Getting small means Arriving can commit to 10,000 vans per year per plant instead of 100,000, says Abelson. Each micro-factory will create around 250 jobs, far from the thousands created by a large car factory in the past.

“This means that if a factory is not functioning, it is not a disaster for the local economy,” said Abelson. “The closure of a large auto plant is a big hole to fill.”

Electric vehicle maker Canoo has adopted a strategy similar to that of Arrival. But CEO Tony Aquila said Canoo would build a “mega-micro” to serve as a hub for future smaller factories.

Electric Last Mile Solutions plans to launch a small electric van in the United States later this year and, as a first step, will assemble pre-finished vehicles made in China at a former GM plant in Mishawaka, Indiana, adding new ones. seat belts and other safety devices to comply with US regulations.

CEO James Taylor said it would initially save hundreds of millions of dollars on stamping dies and welding equipment in body shops. As revenues increase, it will incorporate more American coins over time.

“We’re going to be working backwards, adding more and more local content as we go,” Taylor said.

Other startups are outsourcing manufacturing to cut costs.

Tel Aviv-based REE Automotive Holding is looking into deals with American Axle and Mitsubishi Motors to help build its electric platforms for large-scale delivery vehicles and passenger vehicles.

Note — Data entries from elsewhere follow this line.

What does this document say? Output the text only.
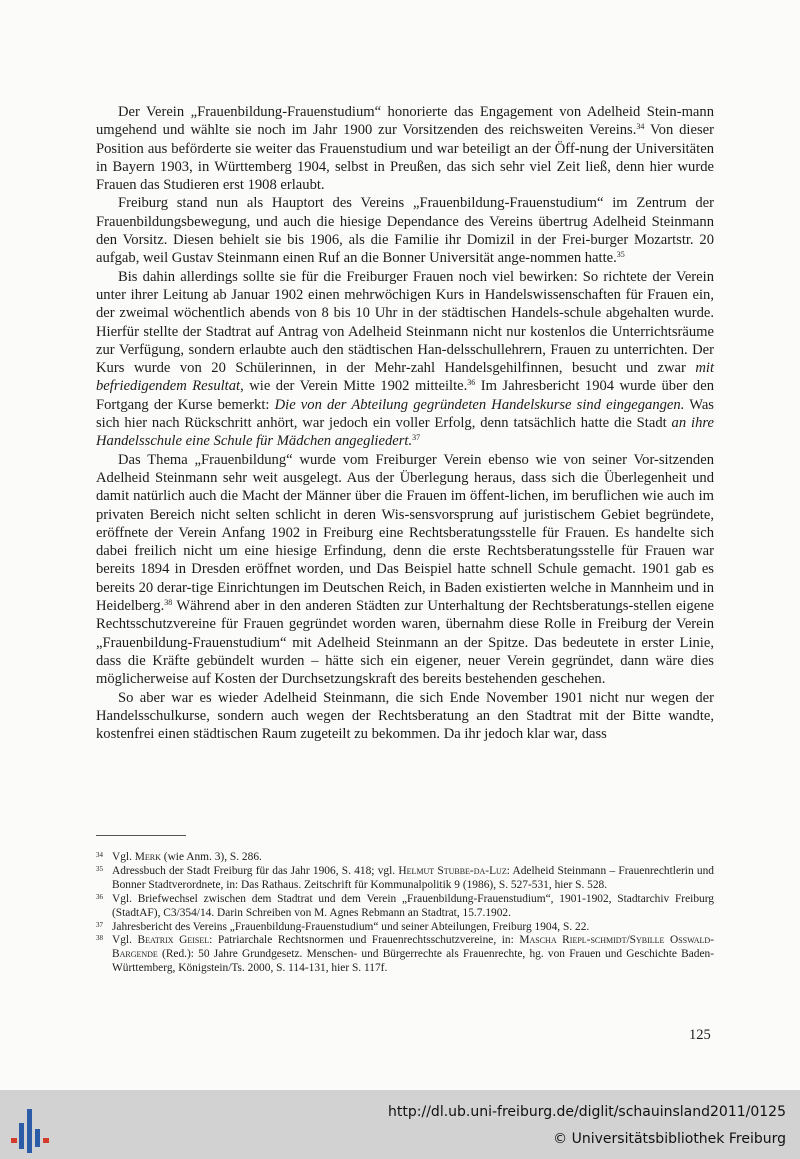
Der Verein „Frauenbildung-Frauenstudium“ honorierte das Engagement von Adelheid Stein-mann umgehend und wählte sie noch im Jahr 1900 zur Vorsitzenden des reichsweiten Vereins.$^{34}$ Von dieser Position aus beförderte sie weiter das Frauenstudium und war beteiligt an der Öff-nung der Universitäten in Bayern 1903, in Württemberg 1904, selbst in Preußen, das sich sehr viel Zeit ließ, denn hier wurde Frauen das Studieren erst 1908 erlaubt.

Freiburg stand nun als Hauptort des Vereins „Frauenbildung-Frauenstudium“ im Zentrum der Frauenbildungsbewegung, und auch die hiesige Dependance des Vereins übertrug Adelheid Steinmann den Vorsitz. Diesen behielt sie bis 1906, als die Familie ihr Domizil in der Frei-burger Mozartstr. 20 aufgab, weil Gustav Steinmann einen Ruf an die Bonner Universität ange-nommen hatte.$^{35}$

Bis dahin allerdings sollte sie für die Freiburger Frauen noch viel bewirken: So richtete der Verein unter ihrer Leitung ab Januar 1902 einen mehrwöchigen Kurs in Handelswissenschaften für Frauen ein, der zweimal wöchentlich abends von 8 bis 10 Uhr in der städtischen Handels-schule abgehalten wurde. Hierfür stellte der Stadtrat auf Antrag von Adelheid Steinmann nicht nur kostenlos die Unterrichtsräume zur Verfügung, sondern erlaubte auch den städtischen Han-delsschullehrern, Frauen zu unterrichten. Der Kurs wurde von 20 Schülerinnen, in der Mehr-zahl Handelsgehilfinnen, besucht und zwar mit befriedigendem Resultat, wie der Verein Mitte 1902 mitteilte.$^{36}$ Im Jahresbericht 1904 wurde über den Fortgang der Kurse bemerkt: Die von der Abteilung gegründeten Handelskurse sind eingegangen. Was sich hier nach Rückschritt anhört, war jedoch ein voller Erfolg, denn tatsächlich hatte die Stadt an ihre Handelsschule eine Schule für Mädchen angegliedert.$^{37}$

Das Thema „Frauenbildung“ wurde vom Freiburger Verein ebenso wie von seiner Vor-sitzenden Adelheid Steinmann sehr weit ausgelegt. Aus der Überlegung heraus, dass sich die Überlegenheit und damit natürlich auch die Macht der Männer über die Frauen im öffent-lichen, im beruflichen wie auch im privaten Bereich nicht selten schlicht in deren Wis-sensvorsprung auf juristischem Gebiet begründete, eröffnete der Verein Anfang 1902 in Freiburg eine Rechtsberatungsstelle für Frauen. Es handelte sich dabei freilich nicht um eine hiesige Erfindung, denn die erste Rechtsberatungsstelle für Frauen war bereits 1894 in Dresden eröffnet worden, und Das Beispiel hatte schnell Schule gemacht. 1901 gab es bereits 20 derar-tige Einrichtungen im Deutschen Reich, in Baden existierten welche in Mannheim und in Heidelberg.$^{38}$ Während aber in den anderen Städten zur Unterhaltung der Rechtsberatungs-stellen eigene Rechtsschutzvereine für Frauen gegründet worden waren, übernahm diese Rolle in Freiburg der Verein „Frauenbildung-Frauenstudium“ mit Adelheid Steinmann an der Spitze. Das bedeutete in erster Linie, dass die Kräfte gebündelt wurden – hätte sich ein eigener, neuer Verein gegründet, dann wäre dies möglicherweise auf Kosten der Durchsetzungskraft des bereits bestehenden geschehen.

So aber war es wieder Adelheid Steinmann, die sich Ende November 1901 nicht nur wegen der Handelsschulkurse, sondern auch wegen der Rechtsberatung an den Stadtrat mit der Bitte wandte, kostenfrei einen städtischen Raum zugeteilt zu bekommen. Da ihr jedoch klar war, dass

34 Vgl. Merk (wie Anm. 3), S. 286.

35 Adressbuch der Stadt Freiburg für das Jahr 1906, S. 418; vgl. Helmut Stubbe-da-Luz: Adelheid Steinmann – Frauenrechtlerin und Bonner Stadtverordnete, in: Das Rathaus. Zeitschrift für Kommunalpolitik 9 (1986), S. 527-531, hier S. 528.

36 Vgl. Briefwechsel zwischen dem Stadtrat und dem Verein „Frauenbildung-Frauenstudium“, 1901-1902, Stadtarchiv Freiburg (StadtAF), C3/354/14. Darin Schreiben von M. Agnes Rebmann an Stadtrat, 15.7.1902.

37 Jahresbericht des Vereins „Frauenbildung-Frauenstudium“ und seiner Abteilungen, Freiburg 1904, S. 22.

38 Vgl. Beatrix Geisel: Patriarchale Rechtsnormen und Frauenrechtsschutzvereine, in: Mascha Riepl-schmidt/Sybille Osswald-Bargende (Red.): 50 Jahre Grundgesetz. Menschen- und Bürgerrechte als Frauenrechte, hg. von Frauen und Geschichte Baden-Württemberg, Königstein/Ts. 2000, S. 114-131, hier S. 117f.

125
http://dl.ub.uni-freiburg.de/diglit/schauinsland2011/0125
© Universitätsbibliothek Freiburg
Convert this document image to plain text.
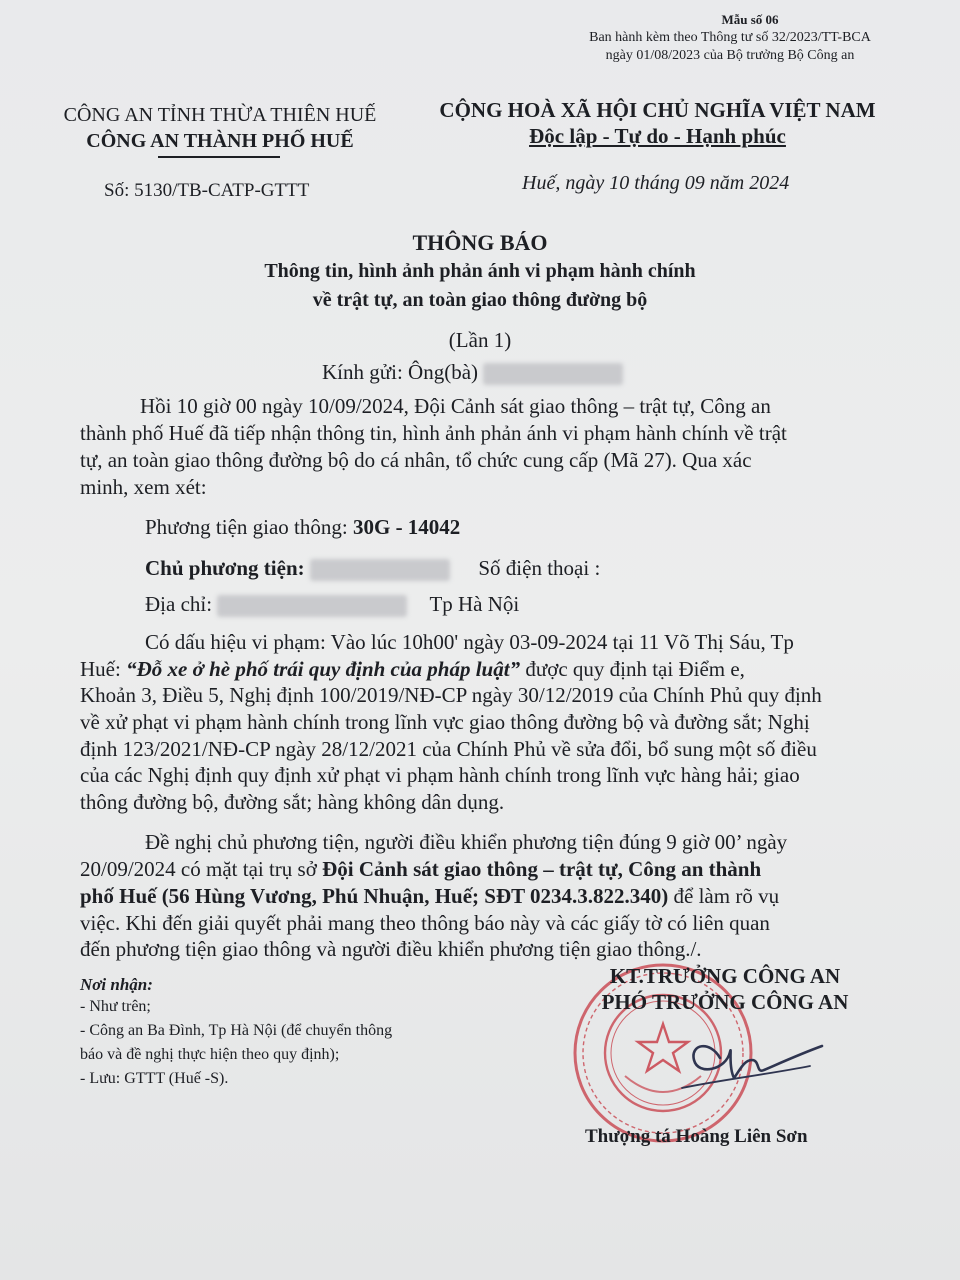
Mẫu số 06
Ban hành kèm theo Thông tư số 32/2023/TT-BCA
ngày 01/08/2023 của Bộ trưởng Bộ Công an
CÔNG AN TỈNH THỪA THIÊN HUẾ
CÔNG AN THÀNH PHỐ HUẾ
Số: 5130/TB-CATP-GTTT
CỘNG HOÀ XÃ HỘI CHỦ NGHĨA VIỆT NAM
Độc lập - Tự do - Hạnh phúc
Huế, ngày 10 tháng 09 năm 2024
THÔNG BÁO
Thông tin, hình ảnh phản ánh vi phạm hành chính
về trật tự, an toàn giao thông đường bộ
(Lần 1)
Kính gửi: Ông(bà)
Hồi 10 giờ 00 ngày 10/09/2024, Đội Cảnh sát giao thông – trật tự, Công an
thành phố Huế đã tiếp nhận thông tin, hình ảnh phản ánh vi phạm hành chính về trật
tự, an toàn giao thông đường bộ do cá nhân, tổ chức cung cấp (Mã 27). Qua xác
minh, xem xét:
Phương tiện giao thông: 30G - 14042
Chủ phương tiện:	Số điện thoại :
Địa chỉ:	Tp Hà Nội
Có dấu hiệu vi phạm: Vào lúc 10h00' ngày 03-09-2024 tại 11 Võ Thị Sáu, Tp
Huế: “Đỗ xe ở hè phố trái quy định của pháp luật” được quy định tại Điểm e,
Khoản 3, Điều 5, Nghị định 100/2019/NĐ-CP ngày 30/12/2019 của Chính Phủ quy định
về xử phạt vi phạm hành chính trong lĩnh vực giao thông đường bộ và đường sắt; Nghị
định 123/2021/NĐ-CP ngày 28/12/2021 của Chính Phủ về sửa đổi, bổ sung một số điều
của các Nghị định quy định xử phạt vi phạm hành chính trong lĩnh vực hàng hải; giao
thông đường bộ, đường sắt; hàng không dân dụng.
Đề nghị chủ phương tiện, người điều khiển phương tiện đúng 9 giờ 00’ ngày
20/09/2024 có mặt tại trụ sở Đội Cảnh sát giao thông – trật tự, Công an thành
phố Huế (56 Hùng Vương, Phú Nhuận, Huế; SĐT 0234.3.822.340) để làm rõ vụ
việc. Khi đến giải quyết phải mang theo thông báo này và các giấy tờ có liên quan
đến phương tiện giao thông và người điều khiển phương tiện giao thông./.
Nơi nhận:
- Như trên;
- Công an Ba Đình, Tp Hà Nội (để chuyển thông
báo và đề nghị thực hiện theo quy định);
- Lưu: GTTT (Huế -S).
KT.TRƯỞNG CÔNG AN
PHÓ TRƯỞNG CÔNG AN
Thượng tá Hoàng Liên Sơn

“The biggest challenge for new players like us is ultimately that you have to manufacture at the automotive scale and at the automotive scale,” said Daniel Barel, CEO of REE Automotive. “With us, everything is already happening at the automotive level because it’s American Axle or Mitsubishi.

REE and Fisker have also both teamed up with Canadian supplier Magna International to build their electric vehicles, while Fisker has a similar deal with Foxconn Technology of Taiwan.

Contract manufacturing agreements reduce up-front costs, in exchange for Magna or Foxconn taking reduced revenue and potential profits. Henrik Fisker, CEO of the EV startup that bears his name, said alliances should also help secure equipment and parts at a time when supply chains are harassed.

“Foxconn and Magna, they’ll get all the gear they need,” Fisker said. “They have the capital. They have the reputation. We are not here to set up our own factory in the desert.”